The title may be a little confusing. The simplest method must be judging by extension name just like:
// is represents the InputStream
if (filePath.endsWith("doc")) {
WordExtractor ex = new WordExtractor(is);
text = ex.getText();
ex.close();
} else if(filePath.endsWith("docx")) {
XWPFDocument doc = new XWPFDocument(is);
XWPFWordExtractor extractor = new XWPFWordExtractor(doc);
text = extractor.getText();
extractor.close();
}
This works in most cases. But I have found that for certain file whose extension is doc (a docx file essentially) if you open using winrar, you will find xml files. As it is known that a docx file is a zip file consists of xml files.
I believe this problem must not be rare. But I have not found any information about this. Obviously, judging by extension name to read a doc or docx is not appropriate.
In my case, I have to read a lot of files. And I will even read the doc or docx inside a compressed file, zip, 7z or even rar.

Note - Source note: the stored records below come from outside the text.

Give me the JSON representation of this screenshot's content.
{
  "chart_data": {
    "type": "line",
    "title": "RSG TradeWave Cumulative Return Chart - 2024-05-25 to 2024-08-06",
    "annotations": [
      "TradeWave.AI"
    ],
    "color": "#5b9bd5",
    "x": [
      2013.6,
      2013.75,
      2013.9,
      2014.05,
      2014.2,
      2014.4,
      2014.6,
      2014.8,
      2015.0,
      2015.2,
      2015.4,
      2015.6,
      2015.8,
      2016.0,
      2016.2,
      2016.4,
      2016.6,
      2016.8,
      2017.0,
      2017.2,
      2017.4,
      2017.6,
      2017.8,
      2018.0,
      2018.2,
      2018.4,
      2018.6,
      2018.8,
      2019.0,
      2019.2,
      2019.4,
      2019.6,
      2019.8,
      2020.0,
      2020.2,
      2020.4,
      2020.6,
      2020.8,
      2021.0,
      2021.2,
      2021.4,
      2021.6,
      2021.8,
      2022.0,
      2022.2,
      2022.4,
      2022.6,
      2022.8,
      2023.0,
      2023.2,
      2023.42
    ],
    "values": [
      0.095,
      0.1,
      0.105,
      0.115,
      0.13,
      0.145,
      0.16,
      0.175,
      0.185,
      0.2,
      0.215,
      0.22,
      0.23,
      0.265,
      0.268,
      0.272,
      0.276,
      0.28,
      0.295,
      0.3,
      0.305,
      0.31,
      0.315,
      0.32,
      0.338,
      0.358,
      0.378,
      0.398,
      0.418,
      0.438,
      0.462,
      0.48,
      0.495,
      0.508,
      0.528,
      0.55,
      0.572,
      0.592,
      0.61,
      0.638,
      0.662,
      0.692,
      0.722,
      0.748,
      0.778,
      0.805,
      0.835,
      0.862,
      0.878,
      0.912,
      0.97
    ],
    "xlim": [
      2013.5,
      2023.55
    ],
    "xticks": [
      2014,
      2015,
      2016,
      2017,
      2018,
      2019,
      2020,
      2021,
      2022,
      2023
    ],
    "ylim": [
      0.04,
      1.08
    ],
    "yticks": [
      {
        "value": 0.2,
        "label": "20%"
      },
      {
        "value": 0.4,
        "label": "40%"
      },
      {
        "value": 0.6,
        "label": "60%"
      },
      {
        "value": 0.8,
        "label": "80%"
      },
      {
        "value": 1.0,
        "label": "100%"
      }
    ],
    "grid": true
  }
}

Hence, I have to read content by inputStream instead of a File or something else. So how to know whether a file is .docx or .doc format from Apache POI is totally not suitable for my case with ZipInputStream.
What is the best way to judge a file is a doc or docx? I want a solution to read the content from a file which may be doc or docx. But not only just simply judge if it is a doc or docx. Apparently, ZipInpuStream is not a good method for my case. And I believe it is not a appropriate method for others either. Why do I have to judge if the file is doc or docx by an exception?